Lt. Col. Roy Anthony Derilo, commander of the 58th Infantry Battalion, said the military has already started the deployment of troops in the outlying villages of Gingoog City, Lagonglong, and other hinterland villages in the province’s 1st District with insurgency threats.

Derilo said the aim is to prevent the communist New People’s Army from disrupting the elections.

“Gi-prevent namo nga dili maka-establish og kampo ang mga NPA sa mga hinterland barangay sa  eastern parts of Misamis Oriental,” Derilo.

The same is being done by the military in western areas of Misamis Oriental and hinterland villages of Cagayan de Oro, particularly Barangay Mambuaya, according to Lt. Col.

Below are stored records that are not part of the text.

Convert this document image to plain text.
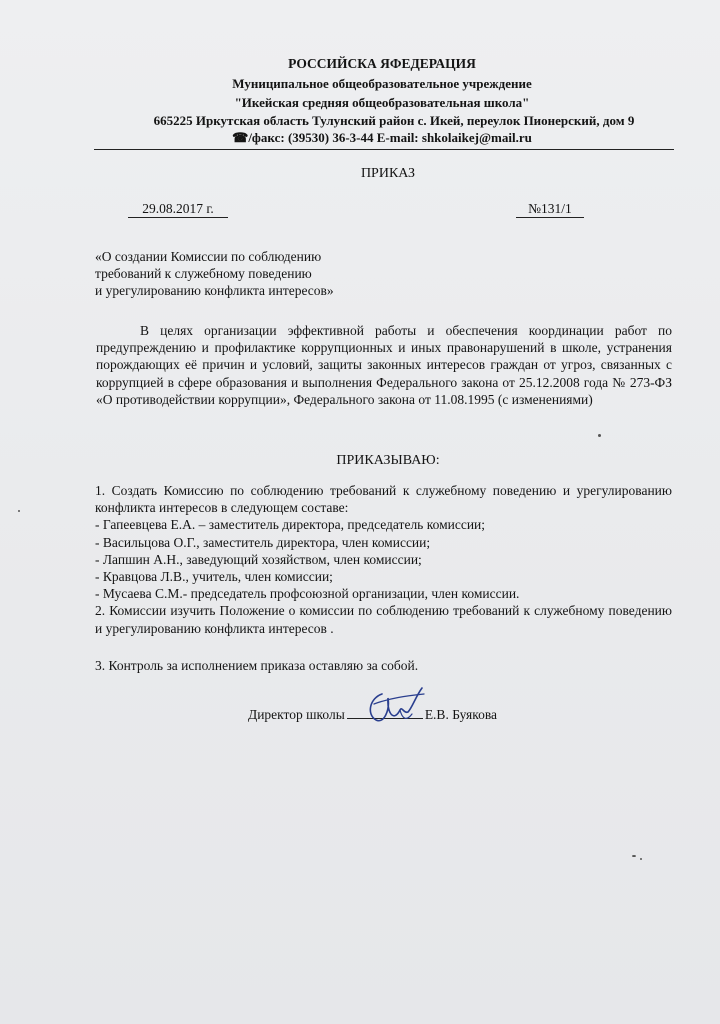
РОССИЙСКА ЯФЕДЕРАЦИЯ
Муниципальное общеобразовательное учреждение
"Икейская средняя общеобразовательная школа"
665225 Иркутская область Тулунский район с. Икей, переулок Пионерский, дом 9
☎/факс: (39530) 36-3-44 E-mail: shkolaikej@mail.ru
ПРИКАЗ
29.08.2017 г.	№131/1
«О создании Комиссии по соблюдению
требований к служебному поведению
и урегулированию конфликта интересов»
В целях организации эффективной работы и обеспечения координации работ по предупреждению и профилактике коррупционных и иных правонарушений в школе, устранения порождающих её причин и условий, защиты законных интересов граждан от угроз, связанных с коррупцией в сфере образования и выполнения Федерального закона от 25.12.2008 года № 273-ФЗ «О противодействии коррупции», Федерального закона от 11.08.1995 (с изменениями)
ПРИКАЗЫВАЮ:
1. Создать Комиссию по соблюдению требований к служебному поведению и урегулированию конфликта интересов в следующем составе:
- Гапеевцева Е.А. – заместитель директора, председатель комиссии;
- Васильцова О.Г., заместитель директора, член комиссии;
- Лапшин А.Н., заведующий хозяйством, член комиссии;
- Кравцова Л.В., учитель, член комиссии;
- Мусаева С.М.- председатель профсоюзной организации, член комиссии.
2. Комиссии изучить Положение о комиссии по соблюдению требований к служебному поведению и урегулированию конфликта интересов .
3. Контроль за исполнением приказа оставляю за собой.
Директор школы	Е.В. Буякова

Benjamin Pajarito, commander of the Army’s 65th Infantry Battalion.

“Sa mga hinterland barangays sa Cagayan de Oro ug sa western parts of Misamis Oriental, na-ay mga armado nga mo-agi lang, apan wala magkampo. Ma-o nang amo silang unhan aron dili sila makapalig-on sa ilang puwersa, labi na sa election,” Pajarito said.

Last week, Comelec regional director lawyer Wilfred Jay Balisado told a joint coordinating conference at Camp Alagar, “Preparations are going well. We know the job for so long and the election should be taken seriously. There’s no time to relax.”

He expressed his optimism the conduct of this year’s election would be successful. “We are confident that together with the Armed Forces of the Philippines and Philippine National Police and other stakeholders we will be able to have another successful conduct of elections. Just like 2016, we will strive so that there will be no failure of elections this 2019.”

Maj. Gen. Franco Nemesio Gacal, commaner of the 4th Infantry Division, said the government is making sure that all the 1.7 million voters of the region would be able to safely and freely exercise their right to vote.

“Our combat mode will continue,” said Gacal, adding that the military doesn’t want rebel groups to take advantage of the situation.

He said the military is strengthening intelligence gathering and monitoring operations, and is keeping an eye on on the NPA’s election-related fund-raising scheme.

“We discourage the candidates to entertain such idea since these run contrary to the desire of President Duterte when he signed Executive Order 70 that established the National Task Force to End Local Communist Armed Insurgency,” Gacal said.

“Let us have an honest, free and peaceful election in order for the newly elected officials to uphold the peace and development efforts of the government,” Gacal said.